Die Kommune in Oregon habe ich als ein multidimensionales Experimentierfeld für Bewusstseinsentwicklung erlebt. Osho hatte sie so konzipiert, dass jeder, der dabei war, interessante Erfahrungen mit sich selbst machen konnte. In der östlichen spirituellen Tradition arbeitet ein Meister nicht wie ein Pfarrer, ein Professor oder gar wie ein Politiker. Er sagt nicht, was richtig und falsch oder was gut und was böse ist. Er ist kein Moralist. Er ist wie ein Spiegel, in dem seine Schüler ihr wahres Gesicht ohne Maske sehen können. Immer wieder lässt er seine Schüler ins offene Messer ihrer Unbewusstheit laufen. So haben wir z.B. mit großem Engagement die Musterkommune des 21. Jahrhunderts aufgebaut, uns aber überhaupt keine Gedanken darüber gemacht, was die Kommuneleitung im Umgang mit unseren Nachbarn, mit den Behörden und den Politikern so alles anrichtete. Das war zweifellos Unbewusstheit. Osho hatte sich ins Schweigen zurückgezogen und die Geschäfte seiner Sekretärin Sheela anvertraut. Wir ließen sie machen und waren froh, dass wir nix mit Politik zu tun hatten. Sheela führte die Kommune mit der Kaltschnäuzigkeit eines Mini-Diktators. Sie belohnte ihre Lieblinge und gab denen, die sie nicht mochte, unbeliebte Knochenjobs. Da konnte man sich schon mal prüfen, ob man sich an sie ranschmiss, oder ob man sie ignorierte, ob man Mitläufer war oder die innere Emigration vorzog. Es waren die gleichen Erfahrungen, die man unter dem Nazi-Regime oder als DDR-Bürger machen konnte. Das Experiment in Oregon erinnerte mich tatsächlich an einen Laborversuch unter kontrollierten Bedingungen. Wir waren stolz auf uns, weil wir in atemberaubendem Tempo eine Stadt in der Halbwüste hochzogen - Straßen bauten, einen Flugplatz anlegten, eine eigene Fluggesellschaft gründeten, eine Meditationshalle für 10 000 Leute bauten, Häuser für 1 500 Menschen und ein modernes Hotel aus dem Boden stampften, unsere Abwässer biologisch aufbereiteten und damit eine moderne ökologische Landwirtschaft bewässerten. Gleichzeitig haben wir uns nicht darum gekümmert, was Sheela und ihre Leute gemacht haben.

In Poona sollten sich östliche Weisheitslehren mit Methoden der humanistischen Psychologie zu kosmischem Bewusstsein verbinden. Ging es Ihnen auch um Erleuchtung?
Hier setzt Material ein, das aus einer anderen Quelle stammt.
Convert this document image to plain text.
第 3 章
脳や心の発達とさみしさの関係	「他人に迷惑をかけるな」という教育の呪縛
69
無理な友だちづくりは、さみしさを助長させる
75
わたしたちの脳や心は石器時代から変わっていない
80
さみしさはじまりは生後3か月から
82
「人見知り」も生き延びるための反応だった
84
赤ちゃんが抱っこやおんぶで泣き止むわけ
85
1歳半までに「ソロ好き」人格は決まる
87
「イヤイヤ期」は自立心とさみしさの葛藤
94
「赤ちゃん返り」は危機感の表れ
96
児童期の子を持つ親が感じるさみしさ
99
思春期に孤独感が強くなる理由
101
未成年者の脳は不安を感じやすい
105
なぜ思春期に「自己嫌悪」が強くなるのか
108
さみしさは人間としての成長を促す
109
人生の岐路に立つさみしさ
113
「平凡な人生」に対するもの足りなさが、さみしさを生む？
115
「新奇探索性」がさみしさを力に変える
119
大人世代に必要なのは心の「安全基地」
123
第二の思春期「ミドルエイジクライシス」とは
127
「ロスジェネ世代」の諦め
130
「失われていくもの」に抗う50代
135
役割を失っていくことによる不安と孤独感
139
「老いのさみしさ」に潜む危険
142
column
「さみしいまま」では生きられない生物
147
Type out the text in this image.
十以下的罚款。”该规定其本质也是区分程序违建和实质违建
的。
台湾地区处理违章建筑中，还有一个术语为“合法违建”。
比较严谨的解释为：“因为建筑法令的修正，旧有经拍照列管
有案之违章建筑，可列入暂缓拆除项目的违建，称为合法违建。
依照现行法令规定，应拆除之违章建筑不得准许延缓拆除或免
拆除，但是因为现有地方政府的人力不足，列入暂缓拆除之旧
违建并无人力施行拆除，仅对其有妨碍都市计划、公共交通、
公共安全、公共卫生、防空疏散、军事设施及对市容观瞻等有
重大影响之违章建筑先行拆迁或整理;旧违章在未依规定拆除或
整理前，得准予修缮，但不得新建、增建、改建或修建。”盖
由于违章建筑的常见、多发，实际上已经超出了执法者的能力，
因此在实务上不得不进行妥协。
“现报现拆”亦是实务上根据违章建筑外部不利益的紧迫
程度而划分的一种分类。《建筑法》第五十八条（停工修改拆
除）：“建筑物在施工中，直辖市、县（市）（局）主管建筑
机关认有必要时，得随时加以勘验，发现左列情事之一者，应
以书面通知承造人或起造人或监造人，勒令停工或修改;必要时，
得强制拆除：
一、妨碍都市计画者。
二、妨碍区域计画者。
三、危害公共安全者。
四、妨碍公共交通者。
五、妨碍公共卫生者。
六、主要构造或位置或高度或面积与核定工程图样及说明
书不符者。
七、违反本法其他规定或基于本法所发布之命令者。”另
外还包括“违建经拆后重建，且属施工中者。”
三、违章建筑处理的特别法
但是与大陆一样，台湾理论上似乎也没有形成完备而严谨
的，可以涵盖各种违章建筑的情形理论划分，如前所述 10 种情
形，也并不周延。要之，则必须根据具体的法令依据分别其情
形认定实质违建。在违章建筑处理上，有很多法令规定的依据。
Osho hat seinen Schülern die Erleuchtung wie eine Karotte vor die Nase gehalten, damit ihnen bei ihrem oft schmerzhaften Selbstfindungsprozess nicht die Luft ausging. Alle Sannyasins wollten natürlich erleuchtet werden. Dabei kann man Erleuchtung nicht erreichen, wie ein ehrgeiziges Karriereziel. Wenn überhaupt, so ereignet sie sich am Ende eines langwierigen Prozesses der Harmonisierung mit der Existenz. Sich hingeben und in Einklang bringen, Vertrauen aufbauen und Ängste abbauen, gelassener werden, das Leben akzeptieren mit all seinen Höhen und Tiefen - das ist der Weg.

Wie bringt man sich in Einklang mit der Existenz?
 
Leider müssen wir dazu unser vielgeliebtes Ego loslassen. Das Ego redet uns ein, dass wir von der Existenz getrennt sind. Hier bin ich und dort ist die Natur, die Existenz, das Universum, Gott oder wie immer wir es nennen wollen. In Wahrheit jedoch ist die Trennung eine Illusion. Gott ist in uns. Wir sind untrennbar eingebunden in das Ganze. In allen spirituellen Traditionen geht es um die Überwindung des Egos und des Getrenntseins. Das Ego fühlt sich in der Unendlichkeit des Universums bedroht. Aber wo Angst ist, gibt es kein Vertrauen. Und ohne Vertrauen gibt es keine Liebe. 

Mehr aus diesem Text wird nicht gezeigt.